Apparently America's men are in need of a makeover.
A "Well Dressed Men's Survey" by Men's Wearhouse found that 91 percent of Americans think dressing well can make a man appear more physically attractive than he really is.
Duh. Women have known this for centuries.
But get this. In the survey, one in ten women would be willing to give up sex FOR AN ENTIRE YEAR "for your significant other to be dressed better."
Which sorta defeats the purpose of your significant other looking better.
Bonobos pants have reportedly become a hit with young Wall Street types. Dunn was in Stanford Business School in 2007 when his roommate, Brian Spaly, who had no apparel experience, started designing his own pants because he couldn't find any that fit well. "Men's jeans were fitting great," says Dunn. "It hadn't been applied to basic khakis." (Spaly has gone one to create another men's clothing company called The Trunk Club.)

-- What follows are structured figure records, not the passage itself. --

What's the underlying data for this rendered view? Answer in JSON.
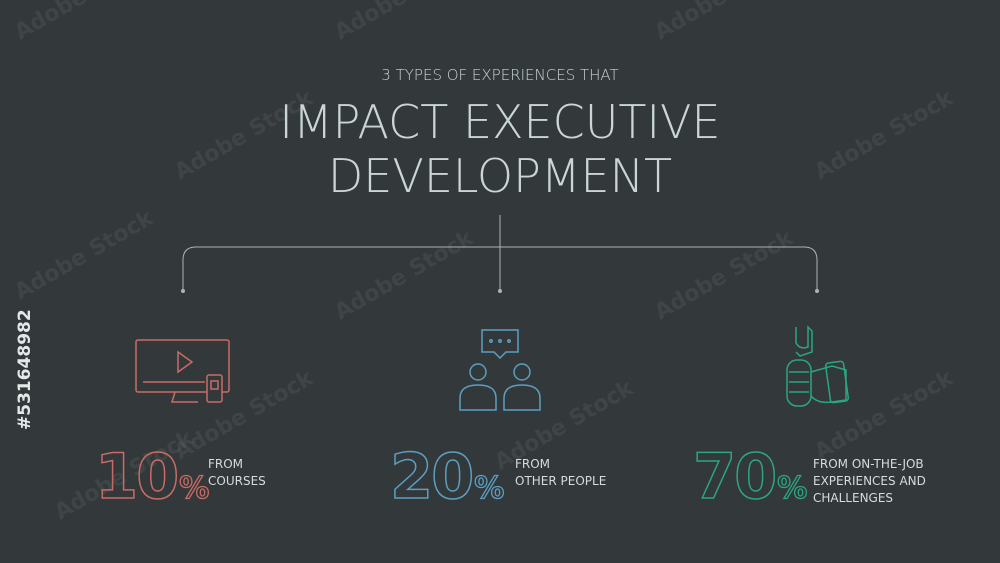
{
  "header": {
    "subtitle": "3 TYPES OF EXPERIENCES THAT",
    "title_lines": [
      "IMPACT EXECUTIVE",
      "DEVELOPMENT"
    ]
  },
  "items": [
    {
      "value": "10",
      "unit": "%",
      "label_lines": [
        "FROM",
        "COURSES"
      ],
      "color": "#c96b66"
    },
    {
      "value": "20",
      "unit": "%",
      "label_lines": [
        "FROM",
        "OTHER PEOPLE"
      ],
      "color": "#5b9fc2"
    },
    {
      "value": "70",
      "unit": "%",
      "label_lines": [
        "FROM ON-THE-JOB",
        "EXPERIENCES AND",
        "CHALLENGES"
      ],
      "color": "#2ba67f"
    }
  ],
  "watermark": "Adobe Stock",
  "stock_id": "#531648982"
}
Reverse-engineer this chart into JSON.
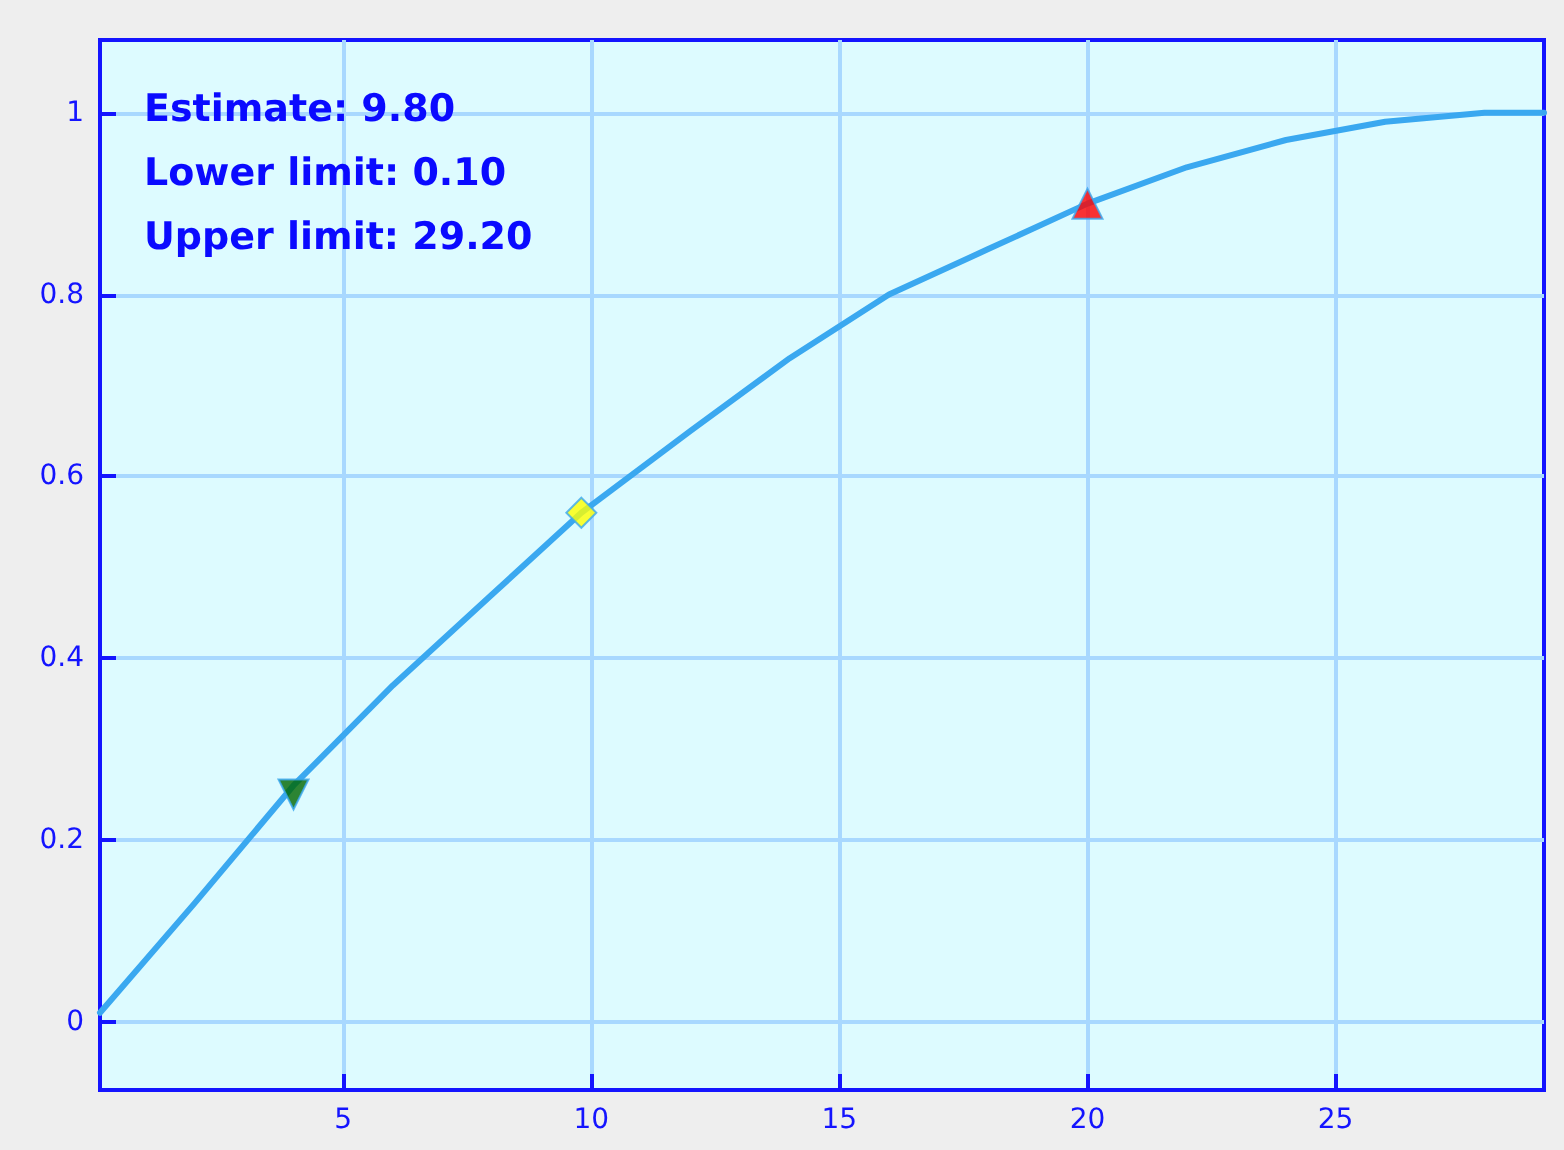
{
  "chart_data": {
    "type": "line",
    "x": [
      0.1,
      2,
      4,
      6,
      8,
      9.8,
      12,
      14,
      16,
      18,
      20,
      22,
      24,
      26,
      28,
      29.2
    ],
    "series": [
      {
        "color": "#3aa8f0",
        "values": [
          0.01,
          0.13,
          0.26,
          0.37,
          0.47,
          0.56,
          0.65,
          0.73,
          0.8,
          0.85,
          0.9,
          0.94,
          0.97,
          0.99,
          1,
          1
        ],
        "marker": "none"
      },
      {
        "type": "scatter",
        "x": [
          4
        ],
        "values": [
          0.25
        ],
        "color": "#006600",
        "marker": "triangle-down"
      },
      {
        "type": "scatter",
        "x": [
          9.8
        ],
        "values": [
          0.56
        ],
        "color": "#ffff00",
        "marker": "diamond"
      },
      {
        "type": "scatter",
        "x": [
          20
        ],
        "values": [
          0.9
        ],
        "color": "#ff0000",
        "marker": "triangle"
      }
    ],
    "annotations": [
      "Estimate: 9.80",
      "Lower limit: 0.10",
      "Upper limit: 29.20"
    ],
    "xlim": [
      0.1,
      29.2
    ],
    "xticks": [
      5,
      10,
      15,
      20,
      25
    ],
    "ylim": [
      -0.075,
      1.08
    ],
    "yticks": [
      0,
      0.2,
      0.4,
      0.6,
      0.8,
      1
    ],
    "grid": true
  }
}
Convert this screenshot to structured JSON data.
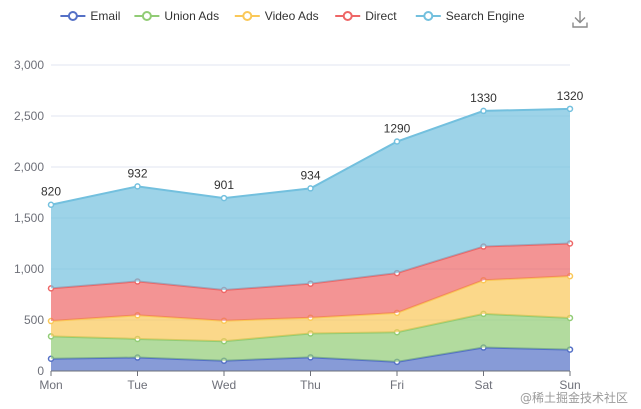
{
  "chart_data": {
    "type": "area",
    "stacked": true,
    "categories": [
      "Mon",
      "Tue",
      "Wed",
      "Thu",
      "Fri",
      "Sat",
      "Sun"
    ],
    "series": [
      {
        "name": "Email",
        "color": "#5470c6",
        "values": [
          120,
          132,
          101,
          134,
          90,
          230,
          210
        ]
      },
      {
        "name": "Union Ads",
        "color": "#91cc75",
        "values": [
          220,
          182,
          191,
          234,
          290,
          330,
          310
        ]
      },
      {
        "name": "Video Ads",
        "color": "#fac858",
        "values": [
          150,
          232,
          201,
          154,
          190,
          330,
          410
        ]
      },
      {
        "name": "Direct",
        "color": "#ee6666",
        "values": [
          320,
          332,
          301,
          334,
          390,
          330,
          320
        ]
      },
      {
        "name": "Search Engine",
        "color": "#73c0de",
        "values": [
          820,
          932,
          901,
          934,
          1290,
          1330,
          1320
        ]
      }
    ],
    "labeled_series": "Search Engine",
    "ylim": [
      0,
      3000
    ],
    "yticks": [
      0,
      500,
      1000,
      1500,
      2000,
      2500,
      3000
    ],
    "ytick_labels": [
      "0",
      "500",
      "1,000",
      "1,500",
      "2,000",
      "2,500",
      "3,000"
    ],
    "grid": true,
    "legend_position": "top"
  },
  "toolbox": {
    "download_icon": "download-icon"
  },
  "watermark": "@稀土掘金技术社区"
}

The two noticed that men were willing to spend $100 for nice fitting jeans, so they decided to bring that idea to pants. Dunn complains that American pants have "too much material" in the area between the waistband and the crotch, creating what he calls "Khaki Diaper Butt." European pants, however, have too little, revealing a tad much. At Bonobos they tried to create a happy medium. "American men have a more athletic build...more meat on our thighs and seat." Bonobos pants have a contoured waistband with darts over the back pockets to accommodate a man's curves (yes, men have curves). They're also tailored to in the thigh.
Dunn came to New York with 50 pairs of pants he'd had made in San Francisco in the summer of 2007 to launch Bonobos. He called a friend to collect a group of guys. "We're going to have a pants party!" Fourteen guys showed up. Thirteen bought pairs on the spot (he says the last one eventually became a web customer).
Bonobos is not yet profitable or even cash flow positive, "though we have had some profitable months." Dunn expects to turn the corner first quarter of next year. The company just received $18.5 million in funding from Lightspeed and also Accel, which has backed Facebook and Groupon. Dunn plans to use some of the new funding to start a line of slim fit pants in the next few weeks.
Dunn's goal is to be the men's fashion equivalent of Apple, a great brand matched with a great experience.
But...bottom line...does the man who wears the pants get results? Dunn says when he first started wearing Bonobos khakis in New York, "I would be in bars...and girls would express their, um, appreciation for the way I look in pants, and I'd never experienced that before."
And why the name Bonobos? It's based on a species of primates which Dunn says "has no war--they don't kill each other." How do they accomplish that? "They have a lot of sex."